The United States government has a history of sponsoring terrorism. I’ll give you one particularly egregious example: In 1979, the US-backed dictator of Nicaragua, Anastasio Somoza, began to have his rule challenged by a pro-democracy movement of the Nicaraguan people, known as the Sandinistas. The Sandinistas aimed to ameliorate the crushing poverty and terrible living standards faced by the Nicaraguans, and in so doing they posed a threat to certain American corporations that were engaged in sucking what little wealth Nicaragua possessed out of the country. (This is comparable to the efforts by residents of small towns in New England to keep Wal-Mart and McDonalds out of their communities, though the results are dramatically different.)

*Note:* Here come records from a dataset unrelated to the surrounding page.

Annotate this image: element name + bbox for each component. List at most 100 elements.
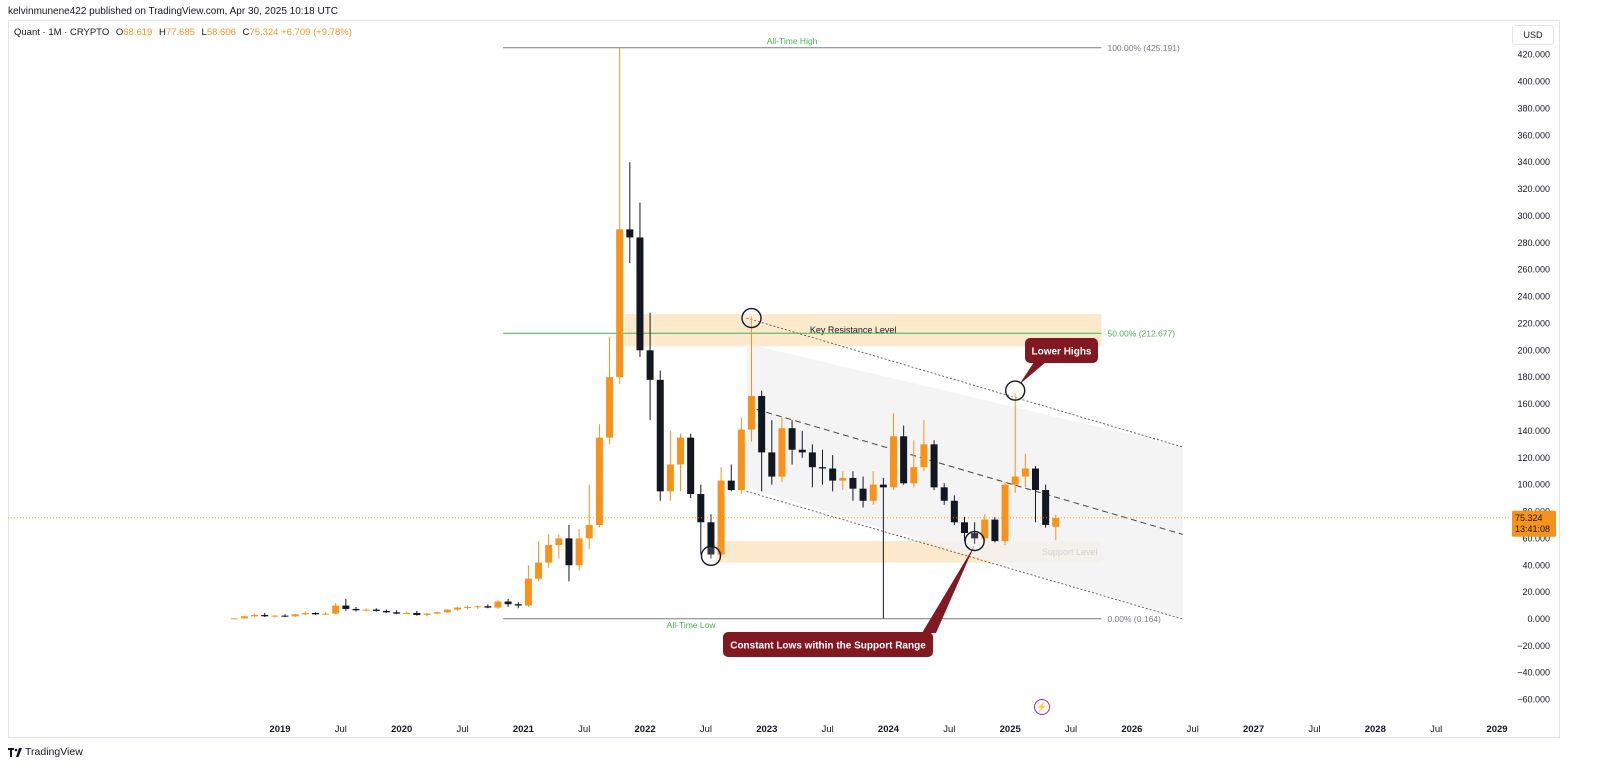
y-tick-label: 0.000 bbox=[1527, 614, 1550, 624]
lower-highs-pointer bbox=[1019, 362, 1046, 385]
candle-body bbox=[616, 229, 624, 378]
candle-body bbox=[971, 533, 979, 539]
y-tick-label: 240.000 bbox=[1517, 292, 1550, 302]
candle-body bbox=[900, 436, 908, 484]
tv-logo-text: TradingView bbox=[25, 746, 83, 758]
candle-body bbox=[930, 444, 938, 488]
candle-body bbox=[981, 519, 989, 539]
x-tick-label: 2023 bbox=[756, 724, 777, 735]
y-tick-label: 280.000 bbox=[1517, 238, 1550, 248]
x-tick-label: 2021 bbox=[513, 724, 535, 735]
candle-body bbox=[504, 601, 512, 605]
x-tick-label: Jul bbox=[1308, 724, 1320, 735]
change-value: +6.709 (+9.78%) bbox=[281, 27, 352, 38]
x-tick-label: 2027 bbox=[1243, 724, 1264, 735]
candle-body bbox=[352, 608, 360, 611]
candle-body bbox=[748, 395, 756, 430]
lightning-icon[interactable]: ⚡ bbox=[1034, 699, 1050, 715]
candle-body bbox=[372, 609, 380, 611]
ath-label: All-Time High bbox=[767, 36, 818, 46]
candle-body bbox=[636, 237, 644, 351]
candle-body bbox=[494, 601, 502, 608]
candle-body bbox=[1001, 484, 1009, 542]
candle-body bbox=[677, 437, 685, 465]
y-tick-label: 420.000 bbox=[1517, 50, 1550, 60]
candle-body bbox=[291, 614, 299, 617]
candle-body bbox=[565, 538, 573, 566]
y-tick-label: −60.000 bbox=[1517, 695, 1550, 705]
symbol-legend: Quant · 1M · CRYPTO O68.619 H77.685 L58.… bbox=[14, 27, 352, 38]
candle-body bbox=[535, 562, 543, 579]
candle-body bbox=[382, 610, 390, 613]
candle-body bbox=[362, 609, 370, 611]
currency-button[interactable]: USD bbox=[1512, 25, 1554, 45]
x-tick-label: Jul bbox=[335, 724, 347, 735]
candle-body bbox=[230, 618, 238, 620]
candle-body bbox=[1011, 476, 1019, 485]
marker-circle-3 bbox=[964, 530, 985, 552]
candle-body bbox=[727, 480, 735, 491]
candle-body bbox=[595, 437, 603, 525]
channel-middle-line bbox=[756, 408, 1183, 535]
open-value: 68.619 bbox=[123, 27, 153, 38]
resistance-zone-label: Key Resistance Level bbox=[810, 325, 897, 335]
x-tick-label: 2022 bbox=[635, 724, 656, 735]
candle-body bbox=[453, 607, 461, 610]
candle-body bbox=[666, 464, 674, 492]
axes-layer: 420.000 400.000 380.000 360.000 340.000 320.0… bbox=[8, 50, 1556, 735]
y-tick-label: −20.000 bbox=[1517, 641, 1550, 651]
lower-highs-box bbox=[1025, 338, 1098, 363]
candle-body bbox=[240, 616, 248, 619]
candle-body bbox=[656, 379, 664, 492]
candle-body bbox=[869, 484, 877, 501]
low-value: 58.606 bbox=[206, 27, 236, 38]
candle-body bbox=[788, 428, 796, 450]
candle-body bbox=[626, 229, 634, 238]
candle-body bbox=[514, 604, 522, 606]
open-label: O bbox=[115, 27, 124, 38]
candle-body bbox=[819, 467, 827, 469]
x-tick-label: Jul bbox=[1187, 724, 1199, 735]
markers-layer bbox=[700, 307, 1026, 567]
candle-body bbox=[322, 613, 330, 615]
y-tick-label: 300.000 bbox=[1517, 211, 1550, 221]
candle-body bbox=[545, 545, 553, 563]
candle-body bbox=[829, 468, 837, 481]
y-tick-label: 340.000 bbox=[1517, 157, 1550, 167]
candle-body bbox=[423, 613, 431, 615]
y-tick-label: 380.000 bbox=[1517, 103, 1550, 113]
marker-circle-2 bbox=[1005, 380, 1026, 401]
y-tick-label: 180.000 bbox=[1517, 372, 1550, 382]
candle-body bbox=[433, 612, 441, 614]
x-tick-label: Jul bbox=[700, 724, 712, 735]
candle-body bbox=[393, 612, 401, 614]
candle-body bbox=[940, 487, 948, 501]
candle-body bbox=[555, 538, 563, 546]
candle-body bbox=[717, 480, 725, 555]
candle-body bbox=[859, 488, 867, 501]
fib-label-2: 0.00% (0.164) bbox=[1107, 614, 1161, 624]
candle-body bbox=[950, 500, 958, 523]
candle-body bbox=[960, 522, 968, 534]
fib-label-0: 100.00% (425.191) bbox=[1107, 43, 1179, 53]
tradingview-logo[interactable]: TradingView bbox=[8, 746, 83, 758]
chart-frame[interactable] bbox=[8, 20, 1560, 738]
high-label: H bbox=[158, 27, 166, 38]
candle-body bbox=[484, 606, 492, 608]
candle-body bbox=[1042, 490, 1050, 525]
y-tick-label: 20.000 bbox=[1522, 587, 1550, 597]
publisher-line: kelvinmunene422 published on TradingView… bbox=[8, 6, 339, 17]
y-tick-label: 200.000 bbox=[1517, 345, 1550, 355]
candle-body bbox=[697, 494, 705, 523]
y-tick-label: 160.000 bbox=[1517, 399, 1550, 409]
y-tick-label: 40.000 bbox=[1522, 560, 1550, 570]
candle-body bbox=[808, 452, 816, 468]
candle-body bbox=[879, 484, 887, 488]
candle-body bbox=[251, 614, 259, 617]
tv-logo-icon bbox=[8, 747, 22, 757]
candles-layer bbox=[230, 48, 1060, 620]
candle-body bbox=[606, 377, 614, 438]
marker-circle-1 bbox=[700, 545, 722, 567]
fib-label-1: 50.00% (212.677) bbox=[1107, 328, 1175, 338]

This was intolerable to the US government, who referred to the whole thing as “communism” and immediately swung into action (the standard United States treatment of Latin America.) President Carter tried to assist Somoza’s own National Guard with keeping the tyrant in power, but despite their bombing campaigns that killed tens of thousands of Nicaraguans, Somoza still did not feel safe and decided to flee to Miami with whatever remained of the Nicaraguan national treasury. The Sandinistas were left in control of the country and promptly made enormous gains in the Nicaraguan standard of living through their various programs, representing the only real hope in Nicaragua for hundreds of years. It should come as no surprise, however, that it was not to last.

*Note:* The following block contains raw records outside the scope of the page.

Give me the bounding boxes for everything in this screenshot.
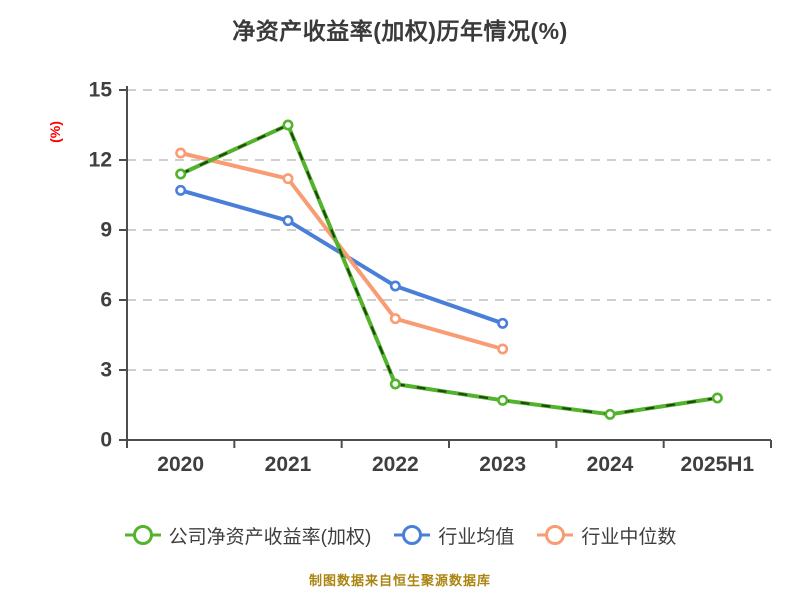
data-point-1-1	[282, 215, 294, 227]
y-tick-label-6: 6	[100, 289, 112, 312]
legend-label-industry-median: 行业中位数	[581, 526, 677, 548]
legend-item-industry-mean: 行业均值	[393, 522, 514, 549]
data-point-2-1	[282, 173, 294, 185]
legend-item-industry-median: 行业中位数	[536, 522, 676, 549]
data-point-0-3	[497, 394, 509, 406]
source-caption: 制图数据来自恒生聚源数据库	[308, 573, 491, 588]
y-tick-label-0: 0	[100, 429, 112, 452]
legend-marker-industry-median-icon	[537, 525, 574, 545]
legend: 公司净资产收益率(加权) 行业均值 行业中位数	[0, 518, 800, 552]
data-point-0-0	[175, 168, 187, 180]
y-tick-label-15: 15	[89, 79, 113, 102]
data-point-2-0	[175, 147, 187, 159]
y-tick-label-12: 12	[89, 149, 112, 172]
legend-item-company: 公司净资产收益率(加权)	[124, 522, 372, 549]
data-point-2-2	[389, 313, 401, 325]
data-point-1-2	[389, 280, 401, 292]
data-point-0-1	[282, 119, 294, 131]
series-line-2	[178, 151, 505, 351]
legend-marker-industry-mean-icon	[394, 525, 431, 545]
y-tick-label-3: 3	[100, 359, 112, 382]
data-point-1-0	[175, 184, 187, 196]
data-point-2-3	[497, 343, 509, 355]
x-tick-label-2021: 2021	[265, 453, 312, 476]
x-tick-label-2022: 2022	[372, 453, 419, 476]
y-axis-label: (%)	[47, 121, 63, 143]
series-line-overlay-0	[180, 123, 718, 416]
data-point-0-5	[711, 392, 723, 404]
chart-title: 净资产收益率(加权)历年情况(%)	[232, 18, 568, 44]
legend-marker-company-icon	[124, 525, 161, 545]
data-point-0-4	[604, 408, 616, 420]
data-point-1-3	[497, 317, 509, 329]
x-tick-label-2024: 2024	[587, 453, 634, 476]
x-tick-label-2020: 2020	[157, 453, 204, 476]
x-tick-label-2025H1: 2025H1	[681, 453, 755, 476]
plot-svg: 0 3 6 9 12 15 2020 2021 2022 2023 2024 2025H1 (%)	[47, 79, 772, 476]
y-tick-label-9: 9	[100, 219, 112, 242]
data-point-0-2	[389, 378, 401, 390]
legend-label-industry-mean: 行业均值	[438, 526, 515, 548]
legend-label-company: 公司净资产收益率(加权)	[168, 526, 372, 548]
x-tick-label-2023: 2023	[479, 453, 526, 476]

Carter’s government, in one of its last actions during his presidency, flew National Guard commanders out of the country and into Honduras in planes bearing Red Cross insignia (thus violating the Geneva convention.) Safely across the border, the CIA (now under Ronald Reagan) began recruiting Somoza’s thugs into a new fighting force, the contras. Over the next several years, the contras launched near-constant terrorist attacks against Nicaragua, forcing the fragile Sandinista government to divert its meager resources to protect its citizens. Not only did Reagan refer to the contras as “freedom fighters,” at one point likening them to America’s Founding Fathers, the United States dissuaded other nations and banks from assisting the Sandinistas (even after an earthquake), and planted mines in Nicaragua’s harbors (thus making Reagan the only head of state condemned by the World Court). The money to fund the contras at one point was being raised through weapons sales to Iran (of all places), which resulted in something most of us have heard of, but few of us can describe accurately: the Iran-contra scandal. This should have toppled the Reagan administration, but since there was no sex involved (unless you count brutal rapes perpetrated by the contras), Reagan stayed in the Oval Office.

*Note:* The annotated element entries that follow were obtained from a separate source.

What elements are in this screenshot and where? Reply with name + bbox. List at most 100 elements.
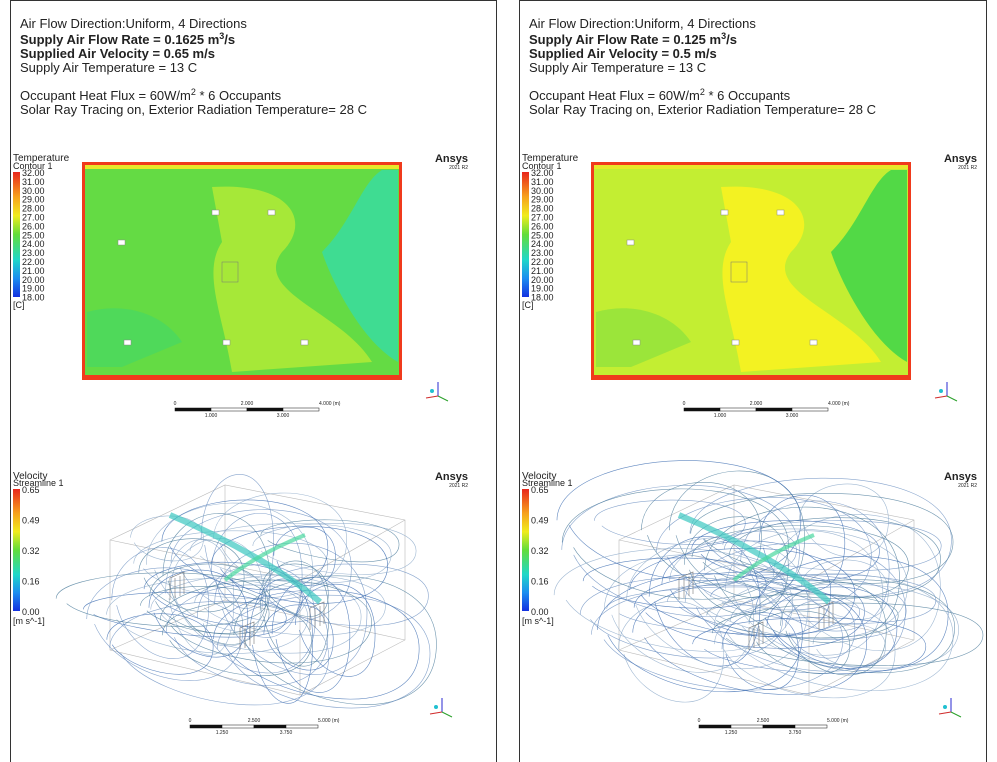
figure: Air Flow Direction:Uniform, 4 Directions… <box>0 0 997 762</box>
header-text: Occupant Heat Flux = 60W/m <box>529 88 700 103</box>
legend-label: 0.32 <box>22 546 40 556</box>
legend-label: 18.00 <box>531 293 554 303</box>
scale-label: 4.000 (m) <box>828 401 850 407</box>
version: 2021 R2 <box>958 165 977 171</box>
occupant <box>223 340 230 345</box>
scale-segment <box>247 408 283 411</box>
streamline <box>773 514 940 651</box>
scale-label: 1.000 <box>714 413 727 419</box>
brand: Ansys <box>944 471 977 483</box>
colorbar <box>522 489 529 611</box>
scale-segment <box>684 408 720 411</box>
streamline <box>261 520 399 562</box>
scale-label: 3.750 <box>280 730 293 736</box>
version: 2021 R2 <box>449 483 468 489</box>
brand: Ansys <box>944 153 977 165</box>
flow-direction: Air Flow Direction:Uniform, 4 Directions <box>529 16 756 31</box>
scale-segment <box>283 408 319 411</box>
scale-label: 3.000 <box>277 413 290 419</box>
header-suffix: * 6 Occupants <box>705 88 791 103</box>
legend-unit: [m s^-1] <box>522 616 554 626</box>
header-text: Occupant Heat Flux = 60W/m <box>20 88 191 103</box>
scale-label: 2.000 <box>750 401 763 407</box>
legend-unit: [C] <box>13 300 25 310</box>
scale-segment <box>720 408 756 411</box>
scale-segment <box>222 725 254 728</box>
scale-segment <box>286 725 318 728</box>
header-text: Supply Air Flow Rate = 0.125 m <box>529 32 721 47</box>
scale-label: 2.500 <box>248 718 261 724</box>
axis-x <box>939 712 951 714</box>
axis-origin <box>943 705 947 709</box>
header-text: Supply Air Flow Rate = 0.1625 m <box>20 32 219 47</box>
scale-segment <box>699 725 731 728</box>
legend-label: 0.16 <box>22 577 40 587</box>
streamline <box>107 614 213 675</box>
header-suffix: * 6 Occupants <box>196 88 282 103</box>
header-line: Occupant Heat Flux = 60W/m2 * 6 Occupant… <box>529 87 791 103</box>
scale-label: 1.250 <box>725 730 738 736</box>
solar: Solar Ray Tracing on, Exterior Radiation… <box>20 102 367 117</box>
occupant <box>633 340 640 345</box>
legend-unit: [C] <box>522 300 534 310</box>
panel: Air Flow Direction:Uniform, 4 Directions… <box>11 1 497 762</box>
scale-segment <box>756 408 792 411</box>
scale-label: 5.000 (m) <box>827 718 849 724</box>
supply-jet <box>225 535 305 580</box>
colorbar <box>522 172 529 297</box>
scale-segment <box>211 408 247 411</box>
legend-label: 0.49 <box>22 516 40 526</box>
scale-label: 5.000 (m) <box>318 718 340 724</box>
scale-segment <box>175 408 211 411</box>
axis-y <box>947 396 957 401</box>
air-velocity: Supplied Air Velocity = 0.5 m/s <box>529 46 717 61</box>
legend-label: 0.65 <box>531 485 549 495</box>
axis-x <box>430 712 442 714</box>
occupant <box>810 340 817 345</box>
scale-label: 0 <box>174 401 177 407</box>
streamline <box>562 485 800 616</box>
streamline <box>767 587 897 669</box>
air-temperature: Supply Air Temperature = 13 C <box>529 60 706 75</box>
header-line: Occupant Heat Flux = 60W/m2 * 6 Occupant… <box>20 87 282 103</box>
panel: Air Flow Direction:Uniform, 4 Directions… <box>520 1 987 762</box>
scale-label: 3.750 <box>789 730 802 736</box>
scale-label: 0 <box>698 718 701 724</box>
version: 2021 R2 <box>449 165 468 171</box>
occupant <box>627 240 634 245</box>
legend-unit: [m s^-1] <box>13 616 45 626</box>
axis-y <box>438 396 448 401</box>
axis-y <box>442 712 452 717</box>
scale-label: 4.000 (m) <box>319 401 341 407</box>
page: Air Flow Direction:Uniform, 4 Directions… <box>0 0 997 762</box>
scale-segment <box>254 725 286 728</box>
colorbar <box>13 489 20 611</box>
scale-label: 3.000 <box>786 413 799 419</box>
scale-label: 1.250 <box>216 730 229 736</box>
scale-label: 2.500 <box>757 718 770 724</box>
legend-label: 18.00 <box>22 293 45 303</box>
scale-label: 1.000 <box>205 413 218 419</box>
streamline <box>162 500 328 590</box>
scale-label: 2.000 <box>241 401 254 407</box>
occupant <box>301 340 308 345</box>
axis-origin <box>939 389 943 393</box>
air-velocity: Supplied Air Velocity = 0.65 m/s <box>20 46 215 61</box>
legend-label: 0.32 <box>531 546 549 556</box>
streamline <box>214 590 420 699</box>
occupant <box>212 210 219 215</box>
legend-label: 0.49 <box>531 516 549 526</box>
occupant <box>777 210 784 215</box>
legend-label: 0.16 <box>531 577 549 587</box>
flow-direction: Air Flow Direction:Uniform, 4 Directions <box>20 16 247 31</box>
occupant <box>124 340 131 345</box>
scale-segment <box>795 725 827 728</box>
header-suffix: /s <box>726 32 737 47</box>
version: 2021 R2 <box>958 483 977 489</box>
header-line: Supply Air Flow Rate = 0.125 m3/s <box>529 31 737 47</box>
brand: Ansys <box>435 471 468 483</box>
contour-edge <box>594 165 908 169</box>
scale-segment <box>792 408 828 411</box>
header-suffix: /s <box>224 32 235 47</box>
scale-label: 0 <box>683 401 686 407</box>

When an election rolled around in 1990, the US made it clear that the atrocities would continue if the Sandinistas won. In a testament to the spirit of the Nicaraguan people, the Sandinistas still received 40 percent of the vote, but in any case Nicaragua was once again under a government acceptable to the United States, all thanks to a massively funded terror campaign. As stated above, this is just one example of typical US policy towards much of Latin America during the 20th century.

If our government were serious about ending terrorism worldwide, we would be seeing a flurry of arrests and war crimes trials of those Americans responsible for sponsoring terrorism, along with massive reparations to the nations victimized by this activity. Instead, many key figures of the contra war now occupy high-level posts in the Bush administration. Oliver North (who tried to conceal evidence of the Iran-contra link) has remained a public figure, at one point running for Senate as a “family values” candidate. (The irony is sickening.) Books laud Ronald Reagan as an “American hero” and ultra-conservative radio host Sean Hannity practically accuses liberals of treason for daring to criticize the CIA.

Terrorism certainly needs to be stopped, and not just the terrorism committed by somebody else or sponsored by somebody else’s government.